Defendant Everglade Global is a consulting firm founded by former BDO partner Eric Jia-Sobota, whose departure led to a legal battle with BDO. During that litigation, BDO became the target of an online smear campaign. Jia-Sobota claimed to have been contacted by an anonymous party online, to whom he claimed to have provided information used in the smear campaign. BDO brought suit for defamation.

Everglade initiated an internal investigation, enlisting an eDiscovery vendor to collect from Jia-Sobota’s devices. The vendor found that a program had been used to wipe data from the devices, including browsing history. As such, it was forced to state the investigation was inconclusive, and it resisted efforts by Jia-Sobota to report differently. Everglade also engaged in other obstructive behavior in discovery, and it refused to engage further with BDO, claiming it had fully satisfied all obligations. When the Court appointed a Special Discovery Master, the extent of the spoliation was revealed, including (i) the use of a “cleaner” program to wipe data, (ii) the destruction of thumb drives, (iii) the deletion of OneDrive data, and (iv) the factory reset of seven laptops at issue. As a result, BDO was deprived of discovery from the potential sources of direct evidence of Jia-Sobota’s wrongdoing.

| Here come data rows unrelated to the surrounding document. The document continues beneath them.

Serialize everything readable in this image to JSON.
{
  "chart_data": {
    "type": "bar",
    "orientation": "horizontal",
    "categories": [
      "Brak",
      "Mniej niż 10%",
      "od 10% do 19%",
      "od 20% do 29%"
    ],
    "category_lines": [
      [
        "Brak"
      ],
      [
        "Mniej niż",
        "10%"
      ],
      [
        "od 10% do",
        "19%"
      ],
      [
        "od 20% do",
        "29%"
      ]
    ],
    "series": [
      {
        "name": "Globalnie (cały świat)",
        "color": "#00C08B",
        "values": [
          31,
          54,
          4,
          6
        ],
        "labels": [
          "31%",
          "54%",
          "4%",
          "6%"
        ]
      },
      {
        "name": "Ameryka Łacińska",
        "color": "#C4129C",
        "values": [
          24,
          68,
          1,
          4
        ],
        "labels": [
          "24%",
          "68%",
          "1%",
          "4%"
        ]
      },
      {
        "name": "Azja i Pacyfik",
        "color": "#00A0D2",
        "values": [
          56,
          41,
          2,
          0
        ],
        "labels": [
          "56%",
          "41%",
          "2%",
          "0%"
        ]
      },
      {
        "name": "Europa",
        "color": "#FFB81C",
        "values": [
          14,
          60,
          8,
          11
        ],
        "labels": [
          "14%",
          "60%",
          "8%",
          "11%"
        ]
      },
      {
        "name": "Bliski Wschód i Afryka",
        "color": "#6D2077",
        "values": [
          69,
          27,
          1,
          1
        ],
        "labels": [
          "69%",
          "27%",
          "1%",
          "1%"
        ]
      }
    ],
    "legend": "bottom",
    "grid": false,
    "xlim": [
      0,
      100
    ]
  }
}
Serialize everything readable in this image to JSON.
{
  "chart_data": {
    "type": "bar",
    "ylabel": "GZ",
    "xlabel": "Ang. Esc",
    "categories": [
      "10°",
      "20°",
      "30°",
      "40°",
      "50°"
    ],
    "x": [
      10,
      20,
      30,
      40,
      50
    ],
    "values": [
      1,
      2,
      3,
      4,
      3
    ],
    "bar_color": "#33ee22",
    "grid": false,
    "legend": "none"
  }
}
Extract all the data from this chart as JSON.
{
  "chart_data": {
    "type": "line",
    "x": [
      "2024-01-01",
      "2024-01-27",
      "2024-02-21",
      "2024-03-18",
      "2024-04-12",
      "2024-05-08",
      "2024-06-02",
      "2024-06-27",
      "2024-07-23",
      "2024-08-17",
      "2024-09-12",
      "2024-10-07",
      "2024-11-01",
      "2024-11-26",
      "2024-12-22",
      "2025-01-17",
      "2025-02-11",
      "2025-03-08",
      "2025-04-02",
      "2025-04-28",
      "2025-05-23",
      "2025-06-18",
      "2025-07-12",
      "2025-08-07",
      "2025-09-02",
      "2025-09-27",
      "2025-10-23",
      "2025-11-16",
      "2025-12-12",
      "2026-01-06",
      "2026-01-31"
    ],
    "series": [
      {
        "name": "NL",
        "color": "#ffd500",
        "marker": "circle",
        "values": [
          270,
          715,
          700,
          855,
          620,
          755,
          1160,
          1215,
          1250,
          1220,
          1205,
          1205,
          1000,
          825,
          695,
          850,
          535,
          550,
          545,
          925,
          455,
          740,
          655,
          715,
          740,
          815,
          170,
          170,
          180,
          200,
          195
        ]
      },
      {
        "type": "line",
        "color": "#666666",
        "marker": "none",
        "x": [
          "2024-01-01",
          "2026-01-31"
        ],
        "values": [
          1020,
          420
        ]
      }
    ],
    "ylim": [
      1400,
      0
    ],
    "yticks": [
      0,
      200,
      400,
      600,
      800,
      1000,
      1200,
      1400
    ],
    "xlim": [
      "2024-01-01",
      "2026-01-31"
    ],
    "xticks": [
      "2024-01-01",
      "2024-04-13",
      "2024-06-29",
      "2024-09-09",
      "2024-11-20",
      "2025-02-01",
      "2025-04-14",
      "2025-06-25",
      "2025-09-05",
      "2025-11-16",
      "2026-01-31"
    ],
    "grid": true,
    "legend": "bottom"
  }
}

In response to BDO’s request for a default judgment, Everglade acknowledged the intentional spoliation by Jia-Sobota, but argued that it was not responsible for his behavior. The Court sided with BDO, noting that the requirements of respondeat superior liability were satisfied, and that there also are policy reasons to hold corporations accountable when a CEO destroys the evidence. The Court also found that the egregious spoliation and the obstructive conduct of Everglade’s counsel warranted fee-shifting for the sanctions motion and prior discovery practice needed to uncover the spoliation.